Using absorption and reduced scattering coefficients for non-destructive analyses of fruit flesh firmness and soluble solids content in pear (Pyrus communis ‘Conference’)—An update when using diffusion theory

Abstract Quality attributes of fruit determine its acceptability by the retailer and consumer. The objective of this work was to investigate the potential of absorption (μa) and reduced scattering (μs’) coefficients of European pear to analyze its fruit flesh firmness and soluble solids content (SSC). The absolute reference values, μa* (cm−1) and μs’* (cm−1), of pear were invasively measured, employing multi-spectral photon density wave (PDW) spectroscopy at preselected wavelengths of 515, 690, and 940 nm considering two batches of unripe and overripe fruit. On eight measuring dates during fruit development, μa and μs’ were analyzed non-destructively by means of laser light backscattering imaging (LLBI) at similar wavelengths of 532, 660, and 830 nm by means of fitting according to Farrell’s diffusion theory, using fix reference values of either μa* or μs’*. Both, the μa* and the μa as well as μs’* and μs’ showed similar trends. Considering the non-destructively measured data during fruit development, μa at 660 nm decreased 91 till 141 days after full bloom (dafb) from 1.49 cm−1 to 0.74 cm−1 due to chlorophyll degradation. At 830 nm, μa only slightly decreased from 0.41 cm−1 to 0.35 cm−1. The μs’ at all wavelengths revealed a decreasing trend as the fruit developed.
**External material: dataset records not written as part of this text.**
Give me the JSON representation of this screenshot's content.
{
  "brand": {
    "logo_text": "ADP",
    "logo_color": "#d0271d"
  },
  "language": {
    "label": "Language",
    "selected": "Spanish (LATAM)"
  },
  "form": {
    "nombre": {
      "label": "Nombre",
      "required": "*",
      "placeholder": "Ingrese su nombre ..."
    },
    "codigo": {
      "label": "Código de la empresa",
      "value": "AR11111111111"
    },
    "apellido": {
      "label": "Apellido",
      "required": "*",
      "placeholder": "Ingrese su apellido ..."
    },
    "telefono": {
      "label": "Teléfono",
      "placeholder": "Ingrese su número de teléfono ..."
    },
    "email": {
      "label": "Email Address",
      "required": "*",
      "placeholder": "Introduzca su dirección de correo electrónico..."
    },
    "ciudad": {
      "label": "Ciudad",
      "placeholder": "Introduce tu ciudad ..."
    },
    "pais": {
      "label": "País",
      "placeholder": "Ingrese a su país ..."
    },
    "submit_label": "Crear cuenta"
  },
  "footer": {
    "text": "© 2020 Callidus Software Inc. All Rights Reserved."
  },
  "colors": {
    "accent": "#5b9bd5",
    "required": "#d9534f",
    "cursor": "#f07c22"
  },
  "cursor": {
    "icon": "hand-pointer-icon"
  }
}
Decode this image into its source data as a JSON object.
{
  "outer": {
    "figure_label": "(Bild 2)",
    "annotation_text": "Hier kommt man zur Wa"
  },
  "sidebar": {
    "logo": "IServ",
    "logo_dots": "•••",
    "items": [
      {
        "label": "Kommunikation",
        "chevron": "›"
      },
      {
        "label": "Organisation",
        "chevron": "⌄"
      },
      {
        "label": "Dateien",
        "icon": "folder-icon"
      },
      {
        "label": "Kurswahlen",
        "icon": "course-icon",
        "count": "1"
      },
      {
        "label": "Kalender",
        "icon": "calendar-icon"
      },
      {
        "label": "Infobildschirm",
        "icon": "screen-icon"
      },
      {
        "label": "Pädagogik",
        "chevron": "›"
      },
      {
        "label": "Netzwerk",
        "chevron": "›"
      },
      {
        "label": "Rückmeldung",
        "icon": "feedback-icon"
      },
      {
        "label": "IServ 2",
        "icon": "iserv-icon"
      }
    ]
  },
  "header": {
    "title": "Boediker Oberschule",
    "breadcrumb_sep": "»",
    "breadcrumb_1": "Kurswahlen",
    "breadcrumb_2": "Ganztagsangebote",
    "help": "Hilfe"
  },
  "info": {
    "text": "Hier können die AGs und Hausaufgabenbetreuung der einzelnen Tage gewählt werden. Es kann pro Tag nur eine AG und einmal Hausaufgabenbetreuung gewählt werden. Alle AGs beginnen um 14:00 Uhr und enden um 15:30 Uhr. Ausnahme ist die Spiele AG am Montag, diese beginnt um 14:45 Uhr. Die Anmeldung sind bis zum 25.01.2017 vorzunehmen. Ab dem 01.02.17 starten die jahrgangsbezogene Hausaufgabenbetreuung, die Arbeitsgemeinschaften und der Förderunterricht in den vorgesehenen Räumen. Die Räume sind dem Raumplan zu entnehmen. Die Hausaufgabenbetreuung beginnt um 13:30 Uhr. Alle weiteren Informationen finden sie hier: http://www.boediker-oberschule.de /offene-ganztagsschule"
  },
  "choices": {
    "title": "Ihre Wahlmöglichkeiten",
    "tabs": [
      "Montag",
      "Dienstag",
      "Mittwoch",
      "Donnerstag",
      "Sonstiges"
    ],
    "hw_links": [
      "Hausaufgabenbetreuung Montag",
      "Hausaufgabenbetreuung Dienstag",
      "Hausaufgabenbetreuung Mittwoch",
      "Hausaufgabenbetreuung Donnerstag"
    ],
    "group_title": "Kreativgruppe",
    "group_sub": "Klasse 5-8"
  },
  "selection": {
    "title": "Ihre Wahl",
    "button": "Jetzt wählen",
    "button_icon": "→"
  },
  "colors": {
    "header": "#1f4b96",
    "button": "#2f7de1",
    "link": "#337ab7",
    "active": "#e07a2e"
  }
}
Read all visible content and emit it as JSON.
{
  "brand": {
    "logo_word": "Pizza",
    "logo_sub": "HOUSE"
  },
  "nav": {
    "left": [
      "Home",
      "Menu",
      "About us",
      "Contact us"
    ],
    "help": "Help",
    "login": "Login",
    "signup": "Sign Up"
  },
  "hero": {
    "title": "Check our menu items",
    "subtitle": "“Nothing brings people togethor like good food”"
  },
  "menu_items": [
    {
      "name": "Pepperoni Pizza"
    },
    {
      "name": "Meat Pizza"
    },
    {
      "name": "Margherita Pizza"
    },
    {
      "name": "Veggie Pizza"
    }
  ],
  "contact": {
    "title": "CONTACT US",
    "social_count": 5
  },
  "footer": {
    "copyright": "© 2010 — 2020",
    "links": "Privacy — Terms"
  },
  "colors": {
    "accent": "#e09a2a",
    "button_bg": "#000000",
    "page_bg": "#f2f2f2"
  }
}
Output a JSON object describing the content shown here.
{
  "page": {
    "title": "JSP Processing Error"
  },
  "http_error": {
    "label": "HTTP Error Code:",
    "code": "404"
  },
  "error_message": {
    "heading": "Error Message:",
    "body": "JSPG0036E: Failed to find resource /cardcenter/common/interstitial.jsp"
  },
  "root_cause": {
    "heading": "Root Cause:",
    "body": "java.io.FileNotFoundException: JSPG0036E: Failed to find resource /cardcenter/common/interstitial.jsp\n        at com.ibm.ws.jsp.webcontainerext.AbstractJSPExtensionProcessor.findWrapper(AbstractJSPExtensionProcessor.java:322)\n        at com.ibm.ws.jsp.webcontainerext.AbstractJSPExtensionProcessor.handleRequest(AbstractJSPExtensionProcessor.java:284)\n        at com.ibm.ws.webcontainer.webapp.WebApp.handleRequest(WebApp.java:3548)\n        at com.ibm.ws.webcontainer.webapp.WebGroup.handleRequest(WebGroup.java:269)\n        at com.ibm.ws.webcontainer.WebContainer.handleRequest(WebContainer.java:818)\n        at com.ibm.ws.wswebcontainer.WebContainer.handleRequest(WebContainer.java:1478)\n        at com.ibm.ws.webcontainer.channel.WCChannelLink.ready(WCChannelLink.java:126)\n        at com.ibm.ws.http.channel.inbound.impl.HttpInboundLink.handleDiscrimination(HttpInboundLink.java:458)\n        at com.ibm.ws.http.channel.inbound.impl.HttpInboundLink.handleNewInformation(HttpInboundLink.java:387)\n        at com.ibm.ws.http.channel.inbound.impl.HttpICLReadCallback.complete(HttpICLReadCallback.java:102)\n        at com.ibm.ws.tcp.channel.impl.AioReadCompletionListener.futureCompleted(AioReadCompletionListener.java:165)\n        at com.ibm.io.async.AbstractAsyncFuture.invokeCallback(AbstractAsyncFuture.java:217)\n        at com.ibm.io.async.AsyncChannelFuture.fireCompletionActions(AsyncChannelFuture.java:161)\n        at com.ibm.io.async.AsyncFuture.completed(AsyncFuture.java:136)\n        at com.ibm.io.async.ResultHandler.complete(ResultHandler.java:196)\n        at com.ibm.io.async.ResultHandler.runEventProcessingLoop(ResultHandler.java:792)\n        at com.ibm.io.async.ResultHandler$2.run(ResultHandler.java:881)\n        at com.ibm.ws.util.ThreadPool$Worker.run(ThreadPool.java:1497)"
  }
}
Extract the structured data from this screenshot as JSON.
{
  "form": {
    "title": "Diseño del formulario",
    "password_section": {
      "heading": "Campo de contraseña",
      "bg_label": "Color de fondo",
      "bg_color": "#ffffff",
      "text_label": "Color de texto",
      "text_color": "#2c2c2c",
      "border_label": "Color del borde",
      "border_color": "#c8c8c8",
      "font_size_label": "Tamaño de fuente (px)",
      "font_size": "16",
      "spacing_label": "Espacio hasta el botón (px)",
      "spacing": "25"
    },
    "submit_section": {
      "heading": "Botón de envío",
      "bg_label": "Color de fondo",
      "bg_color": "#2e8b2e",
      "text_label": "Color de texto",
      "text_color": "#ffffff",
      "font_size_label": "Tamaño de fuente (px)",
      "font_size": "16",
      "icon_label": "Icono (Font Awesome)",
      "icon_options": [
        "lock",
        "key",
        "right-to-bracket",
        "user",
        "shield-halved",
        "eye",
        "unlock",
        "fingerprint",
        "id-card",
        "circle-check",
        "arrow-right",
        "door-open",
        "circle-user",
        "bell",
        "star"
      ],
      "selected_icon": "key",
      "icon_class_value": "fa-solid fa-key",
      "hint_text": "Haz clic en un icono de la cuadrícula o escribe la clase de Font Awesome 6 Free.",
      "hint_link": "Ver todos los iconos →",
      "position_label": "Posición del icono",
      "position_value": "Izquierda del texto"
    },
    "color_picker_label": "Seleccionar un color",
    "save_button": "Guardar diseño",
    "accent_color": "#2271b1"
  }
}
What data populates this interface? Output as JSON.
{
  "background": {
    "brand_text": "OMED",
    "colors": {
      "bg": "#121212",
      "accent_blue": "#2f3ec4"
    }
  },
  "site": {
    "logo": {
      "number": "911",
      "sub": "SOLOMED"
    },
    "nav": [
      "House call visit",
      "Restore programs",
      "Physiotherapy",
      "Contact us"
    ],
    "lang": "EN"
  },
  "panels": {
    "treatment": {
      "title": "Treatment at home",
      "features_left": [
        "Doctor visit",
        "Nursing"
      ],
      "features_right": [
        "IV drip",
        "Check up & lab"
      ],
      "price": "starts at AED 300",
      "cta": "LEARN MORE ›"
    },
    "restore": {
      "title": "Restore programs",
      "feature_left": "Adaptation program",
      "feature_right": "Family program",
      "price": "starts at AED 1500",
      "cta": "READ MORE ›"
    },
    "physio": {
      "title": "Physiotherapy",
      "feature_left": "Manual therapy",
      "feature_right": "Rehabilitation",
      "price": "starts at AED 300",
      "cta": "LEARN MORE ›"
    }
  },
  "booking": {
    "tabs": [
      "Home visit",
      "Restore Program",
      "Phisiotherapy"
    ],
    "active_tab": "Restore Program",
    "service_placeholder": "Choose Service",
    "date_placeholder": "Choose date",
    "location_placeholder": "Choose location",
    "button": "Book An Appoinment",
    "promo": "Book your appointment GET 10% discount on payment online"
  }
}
The difference measured at 532 nm was most pronounced decreasing from 24 cm−1 to 10 cm−1, while at 660 nm and 830 nm values decreased from 15 cm−1 to 13 cm−1 and from 10 cm−1 to 8 cm−1, respectively. When building calibration models with partial least-squares regression analysis on the optical properties for non-destructive analysis of the fruit SSC, μa at 532 nm and 830 nm resulted in a correlation coefficient of R = 0.66, however, showing high measuring uncertainty. The combination of all three wavelengths gave an enhanced, encouraging R = 0.89 for firmness analysis using μs’ in the freshly picked fruit.